The oft-repeated story was that when Lute Olson was in the mix for the Kentucky job for the second time in 1989, he was ready to take it until his grandchildren’s tears changed his mind. He stayed in Tucson for the rest of his life because of family.
The same desire Olson had to do right by his family has been evident in his granddaughter, Julie Hairgrove, the longest-tenured assistant coach in the WNBA. Taking over the head coach’s chair for any team would mean giving up things she didn’t want to give up.
“I think part of the reason I have been an assistant for such a long time is just because I do have three kids,” she said. “And raising three kids, I like my offseason being very hands-on and being able to go to school events. And all three of my kids are playing sports—soccer, softball—so super busy with the kids.”
That commitment to family made it all the more difficult to be away in the WNBA bubble when Olson died last August. Hairgrove’s brother Matt Brase was in the NBA bubble at the same time, so the family had to postpone the service until October.

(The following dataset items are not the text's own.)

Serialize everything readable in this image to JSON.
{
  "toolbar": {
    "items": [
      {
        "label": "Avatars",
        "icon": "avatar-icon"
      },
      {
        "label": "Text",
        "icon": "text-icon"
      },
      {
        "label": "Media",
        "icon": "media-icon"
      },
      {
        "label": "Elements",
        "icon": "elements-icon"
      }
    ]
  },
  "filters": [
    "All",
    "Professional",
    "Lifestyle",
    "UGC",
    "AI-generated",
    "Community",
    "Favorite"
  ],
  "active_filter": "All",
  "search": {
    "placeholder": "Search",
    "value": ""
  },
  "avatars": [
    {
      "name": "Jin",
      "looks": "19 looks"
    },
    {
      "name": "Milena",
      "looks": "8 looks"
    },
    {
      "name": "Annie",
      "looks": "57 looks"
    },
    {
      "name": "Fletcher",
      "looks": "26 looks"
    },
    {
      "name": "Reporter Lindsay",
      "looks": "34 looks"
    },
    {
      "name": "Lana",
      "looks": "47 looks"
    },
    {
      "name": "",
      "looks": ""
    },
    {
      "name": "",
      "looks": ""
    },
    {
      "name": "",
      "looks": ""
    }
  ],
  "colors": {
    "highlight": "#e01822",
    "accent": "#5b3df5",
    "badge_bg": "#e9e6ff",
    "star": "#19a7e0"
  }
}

“I grew up in McKale Center watching his teams play,” Hairgrove said. “He’s a role model. I just learned everything about basketball from him. I always went to his camps. He just taught me everything. I always looked up to him, and I just thought he was the best coach ever. And it’s hard not having him here with us anymore.”
It wasn’t just the on-court things she learned from Olson. She also showed the same commitment to family that he had when it came time to make career choices.
It made it even more special to watch fellow alumna Adia Barnes take the Wildcats women’s program to new heights by advancing to the national championship game. Hairgrove knew what kind of work and sacrifice went into combining coaching at a high level and motherhood. She also had the passion of having worn the Arizona jersey for five years.
“I had my three when it was like okay, two months in, we’re already traveling,” Hairgrove said. “You’ve got to multitask, that’s for sure. So, I totally understand what she’s going through. But it’s great to have your kids so close and to be around at the same time so that’s what makes it worth it, where she has her kids with her traveling. It’s just something you get used to it and it’s just the way of life. That’s what we do as moms.”
As her kids get older, Hairgrove is starting to consider life beyond assistant coaching.
“I definitely think if a head coaching job were to open that makes sense for my family, I think that’s something I would definitely consider,” she said. “But it’s got to be right for the family. It’s something that I would like to try at some point in my career because being the assistant it’s great, but I think I’m ready to make that next step in the next couple of years.”
While she isn’t picky about whether such a job would be in the WNBA or in college, she does see the advantages of sticking to the professional level. Before she took the job with the Mercury, Hairgrove spent two seasons in the college ranks at Loyola-Marymount after completing her college playing career with the Wildcats.
“It’s got to be the right right opportunity for the family and it’s gotta make sense when you’re talking about moving three kids and my husband with me,” Hairgrove said. “But you I think that I love the pro game just because it’s all coaching… At the college level you’ve got the recruiting and you got to make sure they’re going to classes. I think coaching is just such a small part of that. So, I mean, I wouldn’t say I would never do college because if the opportunity came about, obviously I would do college.”
For now, Hairgrove will continue trying to help the Mercury win their fourth WNBA title. Phoenix has had a different head coach in each of their championship seasons, but she has been on the sideline for all of them.
In fact, Hairgrove has been on the sideline next to five different Mercury head coaches. One of those tied her career to that of her grandfather. In 2013, she worked for Mercury interim head coach Russ Pennell, who took over for her grandfather and led the Wildcats to the Sweet 16 in his only year coaching for Arizona.
As she heads into her 16th year as an assistant, Hairgrove is finally preparing for a future when she isn’t someone else’s right-hand woman.